With BPEL4People, processes and tasks can coordinate their state, so that one can terminate the other, or at least request termination. Conventional approaches like Oracle don't do this. The white paper mentions this requirement explicitly in the context of Pattern 4, but it seems equally important in all five Patterns. Possibly you get it for free in Patterns 1 and 2 (but is it required?), and the process-task protocol is explicitly "implementation-specific" in 3 (so that's a punt). To me, this issue is not specific to human tasks, but a general problem with BPEL: BPEL does not have a concept of subprocesses. To standard BPEL, a called subprocess is just like any other invoked service. Any context sharing or state coordination protocol has to be explicitly programmed in both the calling and called process. You certainly don't get it for free by declaring process (or task) B to be a child of process A. But the BPEL4People white paper is silent on what that protocol is. Interestingly, the authors of the white paper submitted another BPEL extension proposal for subprocesses (BPEL-SPE) around the same time. While acknowledging extensive "symmetries" between the subprocess problem and the task state coordination problem, IBM and SAP are still not prepared to say whether BPEL4People will rely on BPEL-SPE or implement its own variant of it.

Pattern 5 is intended to allow a human task to be replaced with a business rule without changing the calling BPEL. When I wrote my report on WebSphere BPM Suite, IBM made a big deal of that capability, and now we see it in BPEL4People. To use it, you have to use standard Invoke, which means the vendor needs to provide all the role assignment, task deadlines, and other human workflow features even without a People activity! But beyond that, it seems this feature only works if the portType of the rule service and the task service are identical. IBM can probably make that happen with its own WebSphere rule engine, but will that work as well with ILOG, Blaze, or Corticon? Somehow I doubt it.
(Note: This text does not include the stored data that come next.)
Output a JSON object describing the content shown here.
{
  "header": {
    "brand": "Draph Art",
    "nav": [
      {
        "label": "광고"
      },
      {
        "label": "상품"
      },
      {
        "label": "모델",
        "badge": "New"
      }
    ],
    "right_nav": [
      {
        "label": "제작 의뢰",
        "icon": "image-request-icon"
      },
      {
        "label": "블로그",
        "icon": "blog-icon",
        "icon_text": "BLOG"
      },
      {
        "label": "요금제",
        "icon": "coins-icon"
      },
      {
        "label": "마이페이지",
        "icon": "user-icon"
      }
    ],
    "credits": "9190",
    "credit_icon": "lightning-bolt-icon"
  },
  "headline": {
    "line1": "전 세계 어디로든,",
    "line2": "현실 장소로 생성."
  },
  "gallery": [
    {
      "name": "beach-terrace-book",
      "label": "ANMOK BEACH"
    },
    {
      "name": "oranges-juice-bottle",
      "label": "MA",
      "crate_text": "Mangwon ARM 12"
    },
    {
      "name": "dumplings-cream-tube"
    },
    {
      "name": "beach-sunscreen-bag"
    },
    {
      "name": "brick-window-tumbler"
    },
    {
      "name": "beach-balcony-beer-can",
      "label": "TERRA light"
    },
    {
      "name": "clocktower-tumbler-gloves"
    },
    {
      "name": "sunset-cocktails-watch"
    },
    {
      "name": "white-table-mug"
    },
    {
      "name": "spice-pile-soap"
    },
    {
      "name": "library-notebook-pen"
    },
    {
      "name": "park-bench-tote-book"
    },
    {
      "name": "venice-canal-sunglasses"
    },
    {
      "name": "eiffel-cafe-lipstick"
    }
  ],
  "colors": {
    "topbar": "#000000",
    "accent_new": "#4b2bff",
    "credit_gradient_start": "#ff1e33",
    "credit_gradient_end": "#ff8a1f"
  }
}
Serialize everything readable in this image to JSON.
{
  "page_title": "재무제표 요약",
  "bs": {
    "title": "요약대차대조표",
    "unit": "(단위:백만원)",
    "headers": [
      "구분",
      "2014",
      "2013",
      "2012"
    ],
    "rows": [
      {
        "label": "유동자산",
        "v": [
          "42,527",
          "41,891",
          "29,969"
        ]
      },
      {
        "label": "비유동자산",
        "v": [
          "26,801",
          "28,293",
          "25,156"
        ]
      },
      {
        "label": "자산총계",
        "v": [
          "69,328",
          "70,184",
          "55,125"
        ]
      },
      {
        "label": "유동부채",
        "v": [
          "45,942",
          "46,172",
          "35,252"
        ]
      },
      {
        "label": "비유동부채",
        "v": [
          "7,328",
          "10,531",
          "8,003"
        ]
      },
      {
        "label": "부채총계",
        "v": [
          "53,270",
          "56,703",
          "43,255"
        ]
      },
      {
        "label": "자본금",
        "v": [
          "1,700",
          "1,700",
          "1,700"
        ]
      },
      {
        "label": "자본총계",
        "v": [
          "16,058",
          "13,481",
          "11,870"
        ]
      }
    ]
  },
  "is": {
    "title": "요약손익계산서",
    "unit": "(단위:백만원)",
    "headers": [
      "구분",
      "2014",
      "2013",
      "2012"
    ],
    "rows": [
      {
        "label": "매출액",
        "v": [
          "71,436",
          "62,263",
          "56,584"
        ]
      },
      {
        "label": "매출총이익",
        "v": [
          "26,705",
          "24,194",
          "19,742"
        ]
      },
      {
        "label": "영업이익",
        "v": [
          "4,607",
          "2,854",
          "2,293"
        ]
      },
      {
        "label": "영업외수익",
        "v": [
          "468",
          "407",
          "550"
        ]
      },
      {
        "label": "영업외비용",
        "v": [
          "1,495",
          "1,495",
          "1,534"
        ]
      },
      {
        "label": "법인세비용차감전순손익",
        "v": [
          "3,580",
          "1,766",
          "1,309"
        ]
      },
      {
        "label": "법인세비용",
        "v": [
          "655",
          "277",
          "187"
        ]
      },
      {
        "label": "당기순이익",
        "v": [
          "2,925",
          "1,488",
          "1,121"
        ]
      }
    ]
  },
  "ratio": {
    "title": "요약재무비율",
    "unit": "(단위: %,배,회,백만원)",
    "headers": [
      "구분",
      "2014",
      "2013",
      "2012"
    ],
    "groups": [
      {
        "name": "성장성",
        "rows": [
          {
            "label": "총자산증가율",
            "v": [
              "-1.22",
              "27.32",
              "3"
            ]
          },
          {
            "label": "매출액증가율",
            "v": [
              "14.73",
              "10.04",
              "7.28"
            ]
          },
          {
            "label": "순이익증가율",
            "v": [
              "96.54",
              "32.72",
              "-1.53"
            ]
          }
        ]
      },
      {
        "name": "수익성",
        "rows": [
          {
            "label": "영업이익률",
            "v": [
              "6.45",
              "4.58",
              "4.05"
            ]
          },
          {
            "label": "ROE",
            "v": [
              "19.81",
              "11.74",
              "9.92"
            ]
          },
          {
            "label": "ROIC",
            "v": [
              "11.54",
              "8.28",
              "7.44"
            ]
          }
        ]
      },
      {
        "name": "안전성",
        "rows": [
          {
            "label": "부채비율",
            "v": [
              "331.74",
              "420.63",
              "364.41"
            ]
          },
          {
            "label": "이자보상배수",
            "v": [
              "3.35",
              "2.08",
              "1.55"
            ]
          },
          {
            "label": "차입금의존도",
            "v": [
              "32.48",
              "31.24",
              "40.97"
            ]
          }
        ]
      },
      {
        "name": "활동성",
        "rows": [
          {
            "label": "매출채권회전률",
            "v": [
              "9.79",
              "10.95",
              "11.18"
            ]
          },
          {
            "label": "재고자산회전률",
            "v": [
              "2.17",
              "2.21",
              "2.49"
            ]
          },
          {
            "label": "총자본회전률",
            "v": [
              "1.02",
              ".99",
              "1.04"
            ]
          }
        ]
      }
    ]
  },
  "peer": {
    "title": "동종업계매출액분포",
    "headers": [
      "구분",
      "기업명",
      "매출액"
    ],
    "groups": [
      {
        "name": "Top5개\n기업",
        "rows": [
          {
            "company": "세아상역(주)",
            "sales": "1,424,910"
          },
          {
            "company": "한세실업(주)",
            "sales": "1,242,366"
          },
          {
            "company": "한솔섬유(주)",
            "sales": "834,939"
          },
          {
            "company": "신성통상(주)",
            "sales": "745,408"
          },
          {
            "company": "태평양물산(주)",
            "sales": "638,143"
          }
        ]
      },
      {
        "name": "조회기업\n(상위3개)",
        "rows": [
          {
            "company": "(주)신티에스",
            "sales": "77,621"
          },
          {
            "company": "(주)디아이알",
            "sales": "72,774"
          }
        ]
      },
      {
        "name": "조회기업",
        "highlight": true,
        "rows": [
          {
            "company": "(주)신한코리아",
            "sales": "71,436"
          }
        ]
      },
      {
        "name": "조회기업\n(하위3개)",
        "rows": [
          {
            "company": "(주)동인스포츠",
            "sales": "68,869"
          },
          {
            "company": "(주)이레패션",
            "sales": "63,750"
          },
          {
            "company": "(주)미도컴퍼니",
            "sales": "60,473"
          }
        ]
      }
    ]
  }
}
Will BPEL4People succeed? If the spec -- which we still may not see for some time -- insists on embracing all five interaction patterns to be considered "compliant," it probably limits the implementer list to a few well-funded organizations like, well, IBM and SAP and their partners. On the other hand, the vendors who care the most about human tasks are mostly BPEL-haters, and among the BPEL-lovers only IBM and SAP have stepped up to the plate with a proposal.

Obviously there is a need for some standardization of human interaction in BPEL. Standardizing the portType and basic features of the task management service (both its process and Worklist interfaces) seems to me a more practical approach, perhaps adding something along the lines of a lifecycle state coordination protocol.

What do you think about BPEL4People? The IBM and SAP people are still working under wraps, but I think they're ready to hear some critique from readers.